One could wonder if a criteria for work at ONC is a Ddulite disposition ('Luddite' with first four characters reversed):
Ddulites: Hyper-enthusiastic technophiles who either deliberately ignore or are blinded to technology's downsides, ethical issues, and repeated local and mass failures.
Instead of logical fallacy and "spin", perhaps the ONC would be better served by sponsoring some (independent, objective) researchers to actually conduct research supporting their claims about the effects of the "Meaningful Use" program.
Finally, perhaps ONC should ask my mother what she thinks about EHRs. She has specially-acquired firsthand expertise. They can find her here.
At my Feb. 2011 post "Does EHR-Incited Upcoding (Also Known as "Fraud") Need Investigation by CMS, And Could it Explain HIT Irrational Exuberance " is another side effect on costs of EHR's in inpatient settings, specifically, the ED.
Another article in 2010 by Himmelstein, Woolhandler & Wright had reached related conclusions:
Hospital Computing and the Costs and Quality of Care: A National Study
David U. Himmelstein, MD, Adam Wright, PhD,Steffie Woolhandler, MD, MPH
The American Journal of Medicine Volume 123, Issue 1 , Pages 40-46, January 2010
Many believe that computerization will improve health care quality, reduce costs, and increase administrative efficiency. However, no previous studies have examined computerization's cost and quality impacts at a diverse national sample of hospitals.

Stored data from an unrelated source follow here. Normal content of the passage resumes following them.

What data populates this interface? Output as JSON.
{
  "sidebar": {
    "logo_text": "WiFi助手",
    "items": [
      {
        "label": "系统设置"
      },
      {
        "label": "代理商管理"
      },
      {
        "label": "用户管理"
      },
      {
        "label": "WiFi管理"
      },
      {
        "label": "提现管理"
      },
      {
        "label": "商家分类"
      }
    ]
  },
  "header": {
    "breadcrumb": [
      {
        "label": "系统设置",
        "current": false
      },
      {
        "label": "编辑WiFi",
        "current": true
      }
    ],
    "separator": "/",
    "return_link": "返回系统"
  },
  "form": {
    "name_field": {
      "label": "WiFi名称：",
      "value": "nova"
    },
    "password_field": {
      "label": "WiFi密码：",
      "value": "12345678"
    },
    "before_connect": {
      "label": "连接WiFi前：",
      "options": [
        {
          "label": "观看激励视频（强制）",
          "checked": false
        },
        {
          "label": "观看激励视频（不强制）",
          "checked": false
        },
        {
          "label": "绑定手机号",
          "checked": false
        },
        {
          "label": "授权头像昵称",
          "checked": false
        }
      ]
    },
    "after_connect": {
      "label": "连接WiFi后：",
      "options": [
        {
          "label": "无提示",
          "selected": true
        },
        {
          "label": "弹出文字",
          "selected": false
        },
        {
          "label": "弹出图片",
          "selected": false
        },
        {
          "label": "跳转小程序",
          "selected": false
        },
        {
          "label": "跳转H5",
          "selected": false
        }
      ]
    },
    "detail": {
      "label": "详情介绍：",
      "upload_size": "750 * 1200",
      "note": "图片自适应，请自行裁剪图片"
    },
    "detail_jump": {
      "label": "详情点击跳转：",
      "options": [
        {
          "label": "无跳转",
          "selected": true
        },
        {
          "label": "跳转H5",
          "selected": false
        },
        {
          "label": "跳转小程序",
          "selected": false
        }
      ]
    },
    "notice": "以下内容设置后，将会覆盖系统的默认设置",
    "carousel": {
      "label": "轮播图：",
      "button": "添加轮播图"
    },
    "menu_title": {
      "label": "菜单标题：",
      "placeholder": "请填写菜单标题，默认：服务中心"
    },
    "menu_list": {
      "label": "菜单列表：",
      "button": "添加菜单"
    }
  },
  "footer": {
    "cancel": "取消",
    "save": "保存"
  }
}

We linked data from an annual survey of computerization at approximately 4000 hospitals for the period from 2003 to 2007 with administrative cost data from Medicare Cost Reports and cost and quality data from the 2008 Dartmouth Health Atlas. We calculated an overall computerization score and 3 subscores based on 24 individual computer applications, including the use of computerized practitioner order entry and electronic medical records. We analyzed whether more computerized hospitals had lower costs of care or administration, or better quality. We also compared hospitals included on a list of the “100 Most Wired” with others.

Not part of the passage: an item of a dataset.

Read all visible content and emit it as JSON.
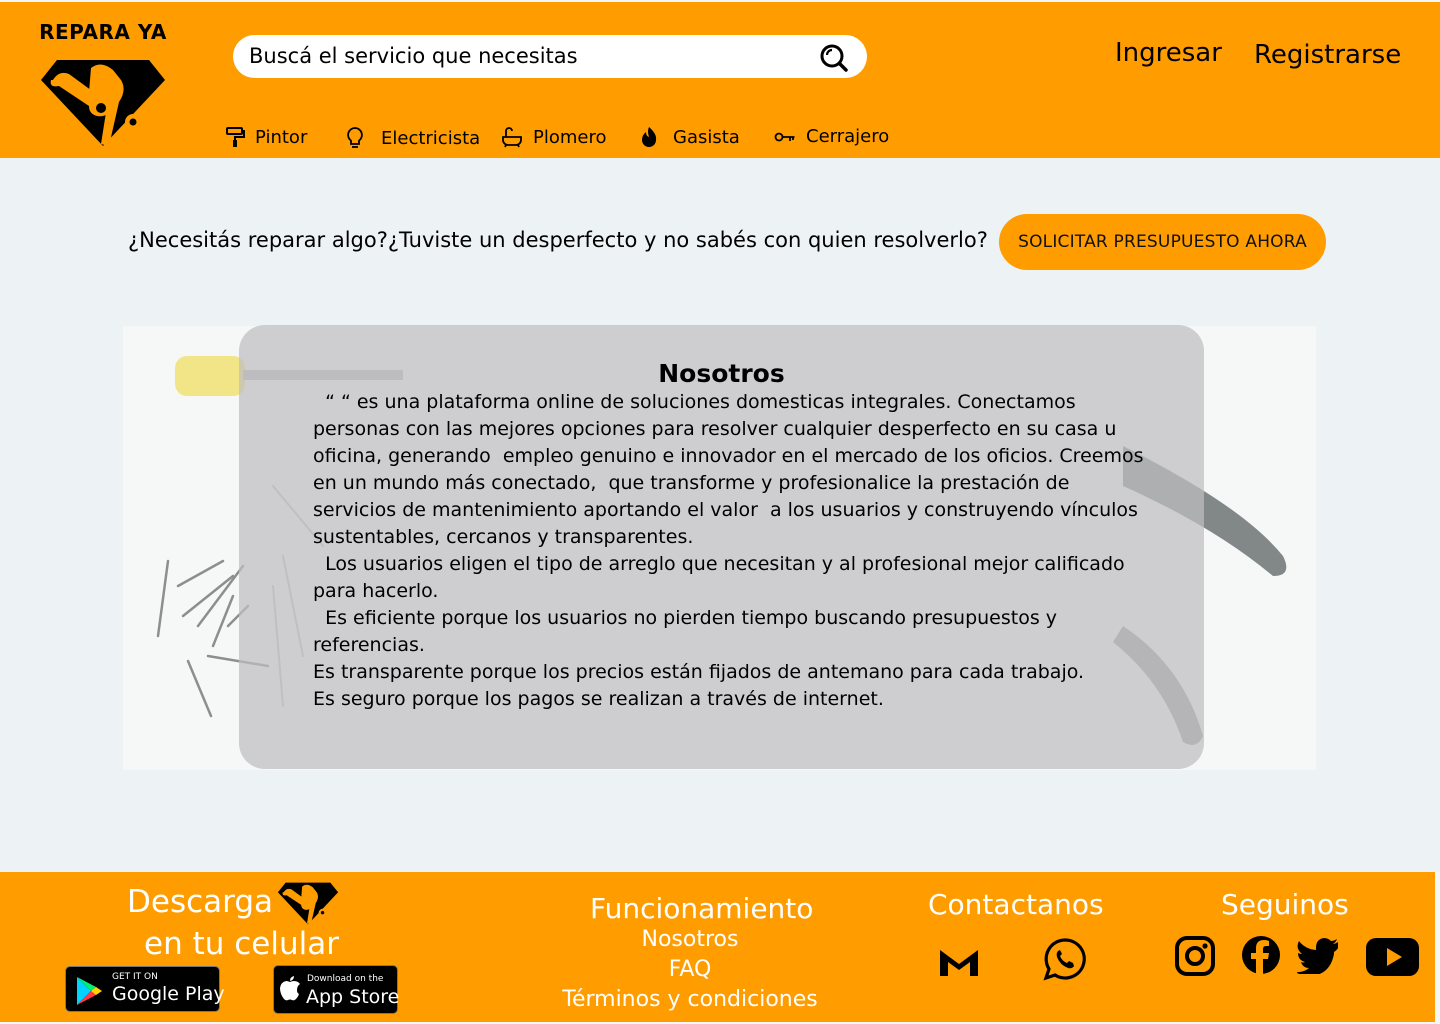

More computerized hospitals had higher total costs in bivariate analyses (r=0.06, P=.001) but not multivariate analyses (P=.69). Neither overall computerization scores nor subscores were consistently related to administrative costs, but hospitals that increased computerization faster had more rapid administrative cost increases (P=.0001). Higher overall computerization scores correlated weakly with better quality scores for acute myocardial infarction (r=0.07, P=.003), but not for heart failure, pneumonia, or the 3 conditions combined. In multivariate analyses, more computerized hospitals had slightly better quality. Hospitals on the “Most Wired” list performed no better than others on quality, costs, or administrative costs.
As currently implemented, hospital computing might modestly improve process measures of quality but does not reduce administrative or overall costs.